In TCM 2, the primary killed are a pair of tipsy school children who determine to “play chicken” with an incoming pickup truck, not realizing who’s behind the wheel—or moderately, who’s behind the truck carrying a corpse-skin masks and wielding a chainsaw. Once once more, the Sawyers are reacting to being provoked, however you get the sense that whereas they do extra “hunting” to maintain up with Drayton’s provide wants, they’re additionally thrilled to take out obnoxious wealthy bros rushing round in a Mercedes (the license plate reads “FAQ Q”), firing random bullets on the roadside whereas prank-calling the film’s eventual remaining woman, radio DJ Stretch (Caroline Williams). “Coked-up pencil necks,” Drayton calls them, and it’s arduous to disagree, or to regret who’s being made into the thriller meat that’ll fill “a ton of croissant sandwiches.”

But although the Last Round-Up has earned a specific amount of regional fame, there’s a melancholy to Drayton’s operation that echoes again to the explanation he’s driving a meals truck within the first place. This is underlined when Grandpa Sawyer (Ken Evert in majestically decrepit previous age make-up, courtesy of Tom Savini) shuffles into the motion and we get a bit of little bit of exposition. The household was “raised in meat,” however when the slaughterhouse automated its enterprise, it was the start of the tip. “The electrified cages, the cold-steel chutes, the air-powered head hammers…that drove Grandpa crazy,” Drayton explains to a terrified Stretch. “One morning, Grandpa just quit going in. It was the shame.”

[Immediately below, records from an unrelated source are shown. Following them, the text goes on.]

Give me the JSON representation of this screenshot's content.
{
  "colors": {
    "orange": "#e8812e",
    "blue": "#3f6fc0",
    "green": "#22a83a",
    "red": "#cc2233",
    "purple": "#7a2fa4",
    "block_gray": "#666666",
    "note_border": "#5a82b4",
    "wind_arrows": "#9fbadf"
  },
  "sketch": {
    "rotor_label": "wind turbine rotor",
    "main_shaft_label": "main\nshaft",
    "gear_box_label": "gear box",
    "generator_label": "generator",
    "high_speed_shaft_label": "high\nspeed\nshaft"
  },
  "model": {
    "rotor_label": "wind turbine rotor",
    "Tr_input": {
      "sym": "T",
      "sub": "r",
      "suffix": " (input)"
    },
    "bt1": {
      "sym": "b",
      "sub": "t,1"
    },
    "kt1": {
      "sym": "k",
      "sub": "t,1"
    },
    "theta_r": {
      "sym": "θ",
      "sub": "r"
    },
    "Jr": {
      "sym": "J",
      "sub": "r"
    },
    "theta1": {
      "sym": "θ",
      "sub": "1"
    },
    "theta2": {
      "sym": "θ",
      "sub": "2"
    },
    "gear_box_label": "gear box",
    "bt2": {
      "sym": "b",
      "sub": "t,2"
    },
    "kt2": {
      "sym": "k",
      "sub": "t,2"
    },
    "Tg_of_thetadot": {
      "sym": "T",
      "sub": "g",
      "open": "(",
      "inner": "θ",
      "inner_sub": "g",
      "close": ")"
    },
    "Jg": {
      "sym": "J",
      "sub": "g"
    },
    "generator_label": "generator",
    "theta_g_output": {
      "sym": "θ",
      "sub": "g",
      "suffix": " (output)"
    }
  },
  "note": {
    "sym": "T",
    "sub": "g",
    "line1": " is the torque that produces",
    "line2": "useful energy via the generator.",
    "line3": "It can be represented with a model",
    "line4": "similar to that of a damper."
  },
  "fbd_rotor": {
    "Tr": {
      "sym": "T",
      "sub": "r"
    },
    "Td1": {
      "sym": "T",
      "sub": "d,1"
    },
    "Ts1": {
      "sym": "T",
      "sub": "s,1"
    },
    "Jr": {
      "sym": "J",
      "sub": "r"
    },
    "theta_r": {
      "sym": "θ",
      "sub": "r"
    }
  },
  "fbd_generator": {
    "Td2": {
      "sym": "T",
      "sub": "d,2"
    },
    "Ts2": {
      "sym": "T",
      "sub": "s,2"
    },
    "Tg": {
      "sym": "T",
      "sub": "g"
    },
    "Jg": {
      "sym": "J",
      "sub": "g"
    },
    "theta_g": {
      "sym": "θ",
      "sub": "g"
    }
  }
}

Now, there’s satisfaction to what the Sawyers have completed, however they nonetheless lengthy for the glory days of the slaughterhouse. As Drayton emphasizes all through the movie, operating a small enterprise is not any picnic, what with all of the individuals he has to please, the nitwit brothers he has to handle, and the limitless taxes he has to pay: “Small businessman gets it in the ass every time!” When Lefty bursts into the Sawyer lair wielding a chainsaw, Drayton’s first thought just isn’t of the individuals his household has killed over time, it’s that Lefty was despatched by a rival enterprise to sabotage his operation (“Who sent you? Those sissies over at Del-Mar Catering? That chickenshit burrito-man bunch?”). Instead of making ready to struggle again, he digs into his pockets for money to purchase off the intruder.

TCM 2 is delightfully absurd, one thing an informal viewer won’t choose up on initially due to its wealth of quotable traces and scene upon scene of operatic gore—to not point out a couple of real scares. It gives a bizarre (but in addition weirdly poignant) tackle how the thought of the American dream evolves throughout generations, with nostalgia for the previous typically insisting on clinging to the current. And whereas the primary Texas Chainsaw film dangles this risk, its wackier sequel hammers the purpose dwelling: if solely that slaughterhouse had stored issues old-school, the Sawyers might have stored utilizing their abilities and expressing their urges in a approach that wouldn’t contain fairly so many lifeless human our bodies. Probably. Maybe? On the opposite hand, Leatherface certain does love chasing individuals round with that dang chainsaw.